La sesión del Pleno del Congreso celebrada el 19 de mayo de 2026, marcada por una alta tensión política, dio lugar a acusaciones serias sobre la corrupción que salpica al Gobierno. La señora Montesinos de Miguel alzó la voz al señalar directamente al expresidente Zapatero, mencionando su reciente imputación por "pertenencia a organización criminal". Esta intervención, que recibió una severidad de 5, resalta no solo la gravedad de las acusaciones, sino también el clima de desconfianza que se cierne sobre la administración socialista.
Por su parte, la señora Borrego Cortés también contribuyó al clima de acusaciones, advirtiendo que el Gobierno no se ha destinado a defender los intereses ciudadanos, haciendo eco de un sentimiento generalizado de descontento. La gravedad de sus palabras llevó a que el momento se calificara igualmente con una severidad de 5.
En un tono igualmente combativo, la señora Estrems Fayos criticó con dureza la postura de la oposición en relación con la crisis de vivienda, acusándolos de minimizar el problema real de la falta de accesibilidad a la vivienda. Su intervención, donde cuestionó la desproporción entre los precios de las viviendas y los salarios, y recordó que más del 70 % de los ingresos de muchas familias deben destinarse a sus gastos habitacionales, es un reflejo de la crisis que vive el país.

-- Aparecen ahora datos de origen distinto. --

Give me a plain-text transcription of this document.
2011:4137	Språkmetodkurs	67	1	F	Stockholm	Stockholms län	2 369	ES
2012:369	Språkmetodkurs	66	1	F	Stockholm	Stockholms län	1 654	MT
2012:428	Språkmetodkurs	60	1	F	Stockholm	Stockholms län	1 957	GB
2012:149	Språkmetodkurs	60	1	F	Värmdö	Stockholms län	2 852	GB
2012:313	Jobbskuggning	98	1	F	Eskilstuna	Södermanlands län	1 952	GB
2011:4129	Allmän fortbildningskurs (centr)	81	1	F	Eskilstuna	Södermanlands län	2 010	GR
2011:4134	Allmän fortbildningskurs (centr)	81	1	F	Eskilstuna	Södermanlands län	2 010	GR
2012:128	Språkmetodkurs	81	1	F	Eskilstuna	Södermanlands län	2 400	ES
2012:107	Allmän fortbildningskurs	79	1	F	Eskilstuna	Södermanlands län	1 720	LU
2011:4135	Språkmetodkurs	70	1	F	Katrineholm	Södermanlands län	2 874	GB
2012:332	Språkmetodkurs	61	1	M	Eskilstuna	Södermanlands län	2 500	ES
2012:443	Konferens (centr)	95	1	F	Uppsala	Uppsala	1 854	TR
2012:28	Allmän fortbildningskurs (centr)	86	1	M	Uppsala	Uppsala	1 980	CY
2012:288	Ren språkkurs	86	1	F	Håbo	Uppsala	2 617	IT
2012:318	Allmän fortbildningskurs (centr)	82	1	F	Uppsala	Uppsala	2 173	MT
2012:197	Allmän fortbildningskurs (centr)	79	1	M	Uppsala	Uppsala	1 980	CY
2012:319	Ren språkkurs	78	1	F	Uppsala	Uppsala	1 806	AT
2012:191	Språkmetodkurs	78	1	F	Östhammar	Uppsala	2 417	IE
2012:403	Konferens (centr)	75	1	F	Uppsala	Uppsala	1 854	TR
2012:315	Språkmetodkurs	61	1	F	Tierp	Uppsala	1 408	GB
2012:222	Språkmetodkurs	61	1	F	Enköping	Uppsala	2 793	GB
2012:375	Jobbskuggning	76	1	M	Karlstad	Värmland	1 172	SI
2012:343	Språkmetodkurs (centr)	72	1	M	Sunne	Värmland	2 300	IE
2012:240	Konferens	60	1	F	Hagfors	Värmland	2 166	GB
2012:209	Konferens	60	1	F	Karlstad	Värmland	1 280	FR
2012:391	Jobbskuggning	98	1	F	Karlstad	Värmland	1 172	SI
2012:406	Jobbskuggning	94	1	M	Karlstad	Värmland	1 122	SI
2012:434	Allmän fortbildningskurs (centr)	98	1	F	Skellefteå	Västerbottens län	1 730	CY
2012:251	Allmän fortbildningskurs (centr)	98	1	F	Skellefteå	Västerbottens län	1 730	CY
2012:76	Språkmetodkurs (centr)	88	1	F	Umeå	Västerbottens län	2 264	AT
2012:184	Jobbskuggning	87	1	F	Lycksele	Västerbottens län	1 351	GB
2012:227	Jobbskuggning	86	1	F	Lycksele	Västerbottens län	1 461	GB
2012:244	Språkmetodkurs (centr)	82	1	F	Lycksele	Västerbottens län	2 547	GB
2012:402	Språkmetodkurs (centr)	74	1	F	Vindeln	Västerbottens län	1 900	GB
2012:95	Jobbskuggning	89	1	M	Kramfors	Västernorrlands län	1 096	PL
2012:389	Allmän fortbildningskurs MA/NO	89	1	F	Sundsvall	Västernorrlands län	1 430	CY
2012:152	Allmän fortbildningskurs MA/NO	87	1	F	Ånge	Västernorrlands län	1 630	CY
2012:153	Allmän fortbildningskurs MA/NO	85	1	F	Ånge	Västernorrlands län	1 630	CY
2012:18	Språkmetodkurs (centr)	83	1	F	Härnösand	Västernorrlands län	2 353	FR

La afirmación de que los partidos en la oposición están más interesados en crear miedo en torno a la ocupación de viviendas que en abordar los verdaderos problemas dio lugar a un cruce de declaraciones poderoso que evidenció la polarización política.

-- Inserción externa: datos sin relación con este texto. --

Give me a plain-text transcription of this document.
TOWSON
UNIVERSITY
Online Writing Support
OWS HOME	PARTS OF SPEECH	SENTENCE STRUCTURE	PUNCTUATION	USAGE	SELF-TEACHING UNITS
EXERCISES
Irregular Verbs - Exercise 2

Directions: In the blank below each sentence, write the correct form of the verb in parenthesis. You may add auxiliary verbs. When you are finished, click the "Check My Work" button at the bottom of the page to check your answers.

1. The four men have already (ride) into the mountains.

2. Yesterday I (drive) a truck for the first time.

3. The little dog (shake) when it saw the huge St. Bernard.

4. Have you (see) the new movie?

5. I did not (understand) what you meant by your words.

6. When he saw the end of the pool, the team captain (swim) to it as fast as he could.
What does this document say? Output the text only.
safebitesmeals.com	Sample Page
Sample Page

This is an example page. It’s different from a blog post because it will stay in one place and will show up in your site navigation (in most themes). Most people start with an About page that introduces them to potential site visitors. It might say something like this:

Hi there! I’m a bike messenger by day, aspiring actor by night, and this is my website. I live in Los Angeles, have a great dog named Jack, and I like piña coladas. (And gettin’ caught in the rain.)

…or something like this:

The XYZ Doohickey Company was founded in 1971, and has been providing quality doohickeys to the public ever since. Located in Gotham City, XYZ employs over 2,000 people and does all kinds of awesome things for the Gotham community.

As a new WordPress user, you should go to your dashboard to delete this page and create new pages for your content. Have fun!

La crítica a la gestión del Partido Popular también fue abordada por la señora Micó, quien lanzó una analogía comparando su conducta con la de okupas, lo que ilustra la brutalidad de la retórica utilizada en el debate sobre vivienda y desahucios. Con el mismo espíritu, la señora Belarra Urteaga destacó el serio conflicto habitacional que está afectando a la ciudadanía, un asunto que, según ella, se ha vuelto un tema candente y urgente.
Además, en otro punto del debate, la señora Estrems abordó la problemática de los desahucios, subrayando cómo este fenómeno sigue siendo devastador para muchas familias, lo que añade más peso a las ya fuertes críticas hacia la administración actual.
Este pleno, al igual que los anteriores, ha puesto de manifiesto la urgencia de abordar temas críticos como la corrupción y la crisis de vivienda, donde las voces de los parlamentarios reflejan un profundo sentimiento de descontento y la necesidad de acción.